Chance für die Schweiz

Die Gespräche zwischen den USA und China in Genf ermöglichen es der Schweiz auch, mit Bessent und Greer bilaterale Gespräche zu führen. Denn im Zollstreit zwischen Washington und Bern wird die Zeit knapp. Gerade einmal neun Wochen bleiben, bis am 9. Juli die Gnadenfrist ausläuft, die Donald Trump zahlreichen Staaten gesetzt hat.

Dann sind die 90 Tage vorbei, während welchen der US-Präsident die Anfang April eingeführten «reziproken» Zölle ausgesetzt hat. Wenn bis dahin keine Lösung gefunden wird, werden Exporte vieler Länder in die USA mit einem happigen Zollsatz belastet. Im Fall der Schweiz wären es 31 Prozent, für die EU 25 Prozent – für China sind bereits sehr hohe Zölle in Kraft.

Für Länder, die ihre Waren weiterhin zu wettbewerbsfähigen Preisen in den USA verkaufen möchten, ist der Druck hoch, eine Lösung zu finden. Aber auch Donald Trump dürfte daran gelegen sein, seiner Wählerschaft erfolgreiche «Deals» zu präsentieren und die allgemeine Unsicherheit für die amerikanische Wirtschaft zu verringern.

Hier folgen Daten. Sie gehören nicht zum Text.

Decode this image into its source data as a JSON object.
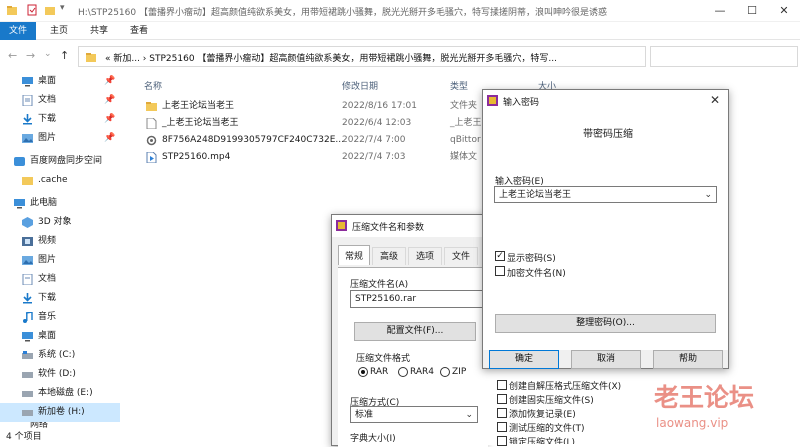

Bundespräsidentin Karin Keller-Sutter (FDP) und Wirtschaftsminister Guy Parmelin (SVP) werden den amerikanischen Finanzminister Bessent und den Handelsbeauftragten Greer nun am Freitag in Genf treffen, wie Pascal Hollenstein, der Sprecher des Finanzdepartements, bestätigte. Das Treffen soll an die Gespräche anknüpfen, die Keller-Sutter und Parmelin Ende April am Rande des Jahrestreffens des Internationalen Währungsfonds und der Weltbank in Washington geführt haben.

Noch verhandeln die Schweiz und die USA nicht offiziell über eine Lösung des Zoll-Konflikts. Der nächste Schritt auf einem Weg dorthin wäre zunächst einmal eine Absichtserklärung der beiden Länder. Allzu hohe Erwartungen an das Treffen wären deshalb verfehlt. Aber es ist ein Zeichen, dass sich etwas bewegt.

Die Schweiz gehört als wichtiger Handelspartner der Vereinigten Staaten zu einer Gruppe von 15 Ländern, mit denen die USA als erstes eine Lösung im Zollstreit finden will.

Ein Mittel, um die Trump-Regierung milde zu stimmen sind Investitionen in den USA. So kursiert ein Betrag von rund 150 Milliarden Dollar, den Schweizer Unternehmen in den nächsten fünf Jahren dafür aufbringen könnten. Bei einem Teil davon dürfte es sich um Investitionen handeln, die ohnehin bereits geplant waren.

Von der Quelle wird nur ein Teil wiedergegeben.